📅 Urteil vom 01.08.2025 (C-92/24, C-93/24, C-94/24)
📢 Quelle: EuGH, Pressemitteilung vom 01.08.2025
📌 Kernaussage: Auch bei einer Steuer, die nicht als Körperschaftsteuer ausgestaltet ist, darf ein Mitgliedstaat nicht mehr als 5 % der Dividenden aus anderen EU-Staaten erfassen – sofern das Befreiungssystem nach der Mutter-Tochter-Richtlinie (2011/96/EU) gewählt wurde.
Hintergrund
In den Jahren 2014 und 2015 bezog die italienische Bank Banca Mediolanum Dividenden von Tochtergesellschaften mit Sitz in anderen EU-Mitgliedstaaten. Während 5 % dieser Dividenden – unionsrechtlich zulässig – der italienischen Körperschaftsteuer (IRES) unterworfen wurden, erfasste die Bank als Finanzintermediär zusätzlich 50 % der Dividenden in der regionalen Steuer auf Produktionstätigkeiten (IRAP), basierend auf einer spezialgesetzlichen Regelung für Finanzintermediäre.
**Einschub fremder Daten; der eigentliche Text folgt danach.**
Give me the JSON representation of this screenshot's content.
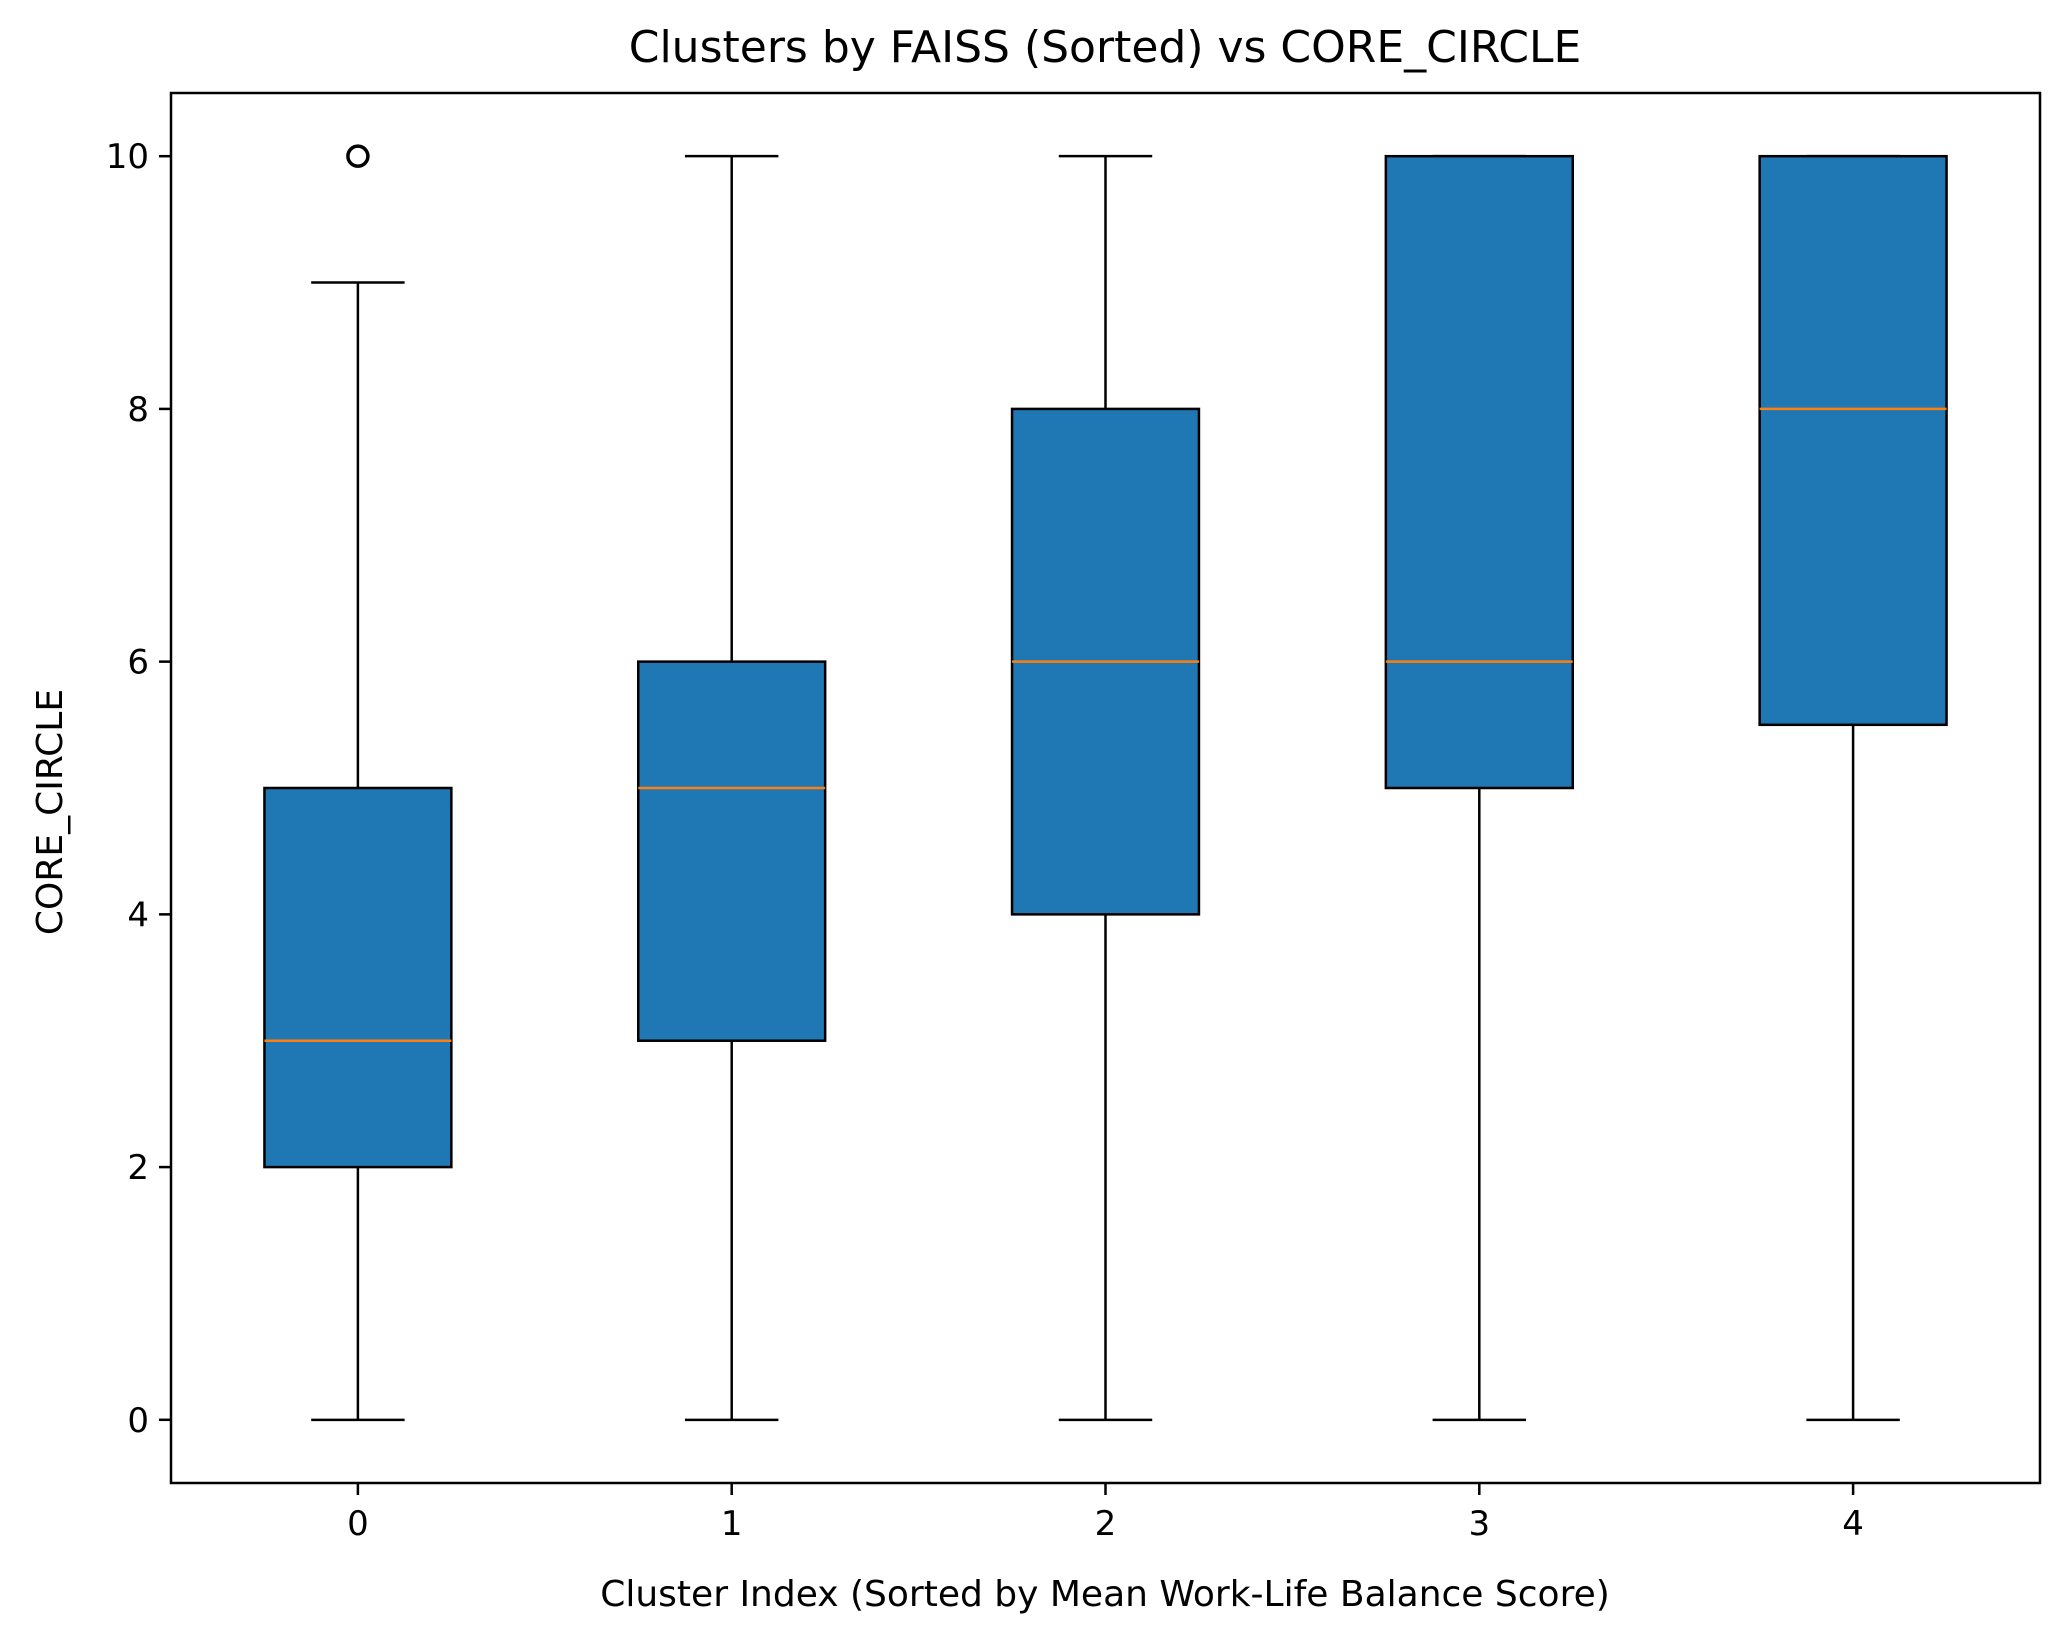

Banca Mediolanum beantragte die Erstattung dieses IRAP-Anteils und argumentierte, die nationale Regelung verstoße gegen die Mutter-Tochter-Richtlinie 2011/96/EU. Die italienische Steuerverwaltung lehnte ab, der Fall landete beim EuGH.
Die Entscheidung des EuGH
Der Gerichtshof stellt klar:
- Die Mutter-Tochter-Richtlinie verlangt bei Anwendung des Befreiungssystems, dass Mitgliedstaaten keine Besteuerung der Dividenden vornehmen dürfen, die von Tochtergesellschaften aus anderen EU-Staaten an Muttergesellschaften im Inland ausgeschüttet werden – bis auf die Ausnahme von 5 % zur Deckung nicht abzugsfähiger Betriebsausgaben.
- Diese Vorgabe gilt unabhängig davon, ob es sich bei der betreffenden Steuer um eine Körperschaftsteuer handelt oder nicht – entscheidend ist allein, ob die Bemessungsgrundlage (teilweise) die Dividenden umfasst.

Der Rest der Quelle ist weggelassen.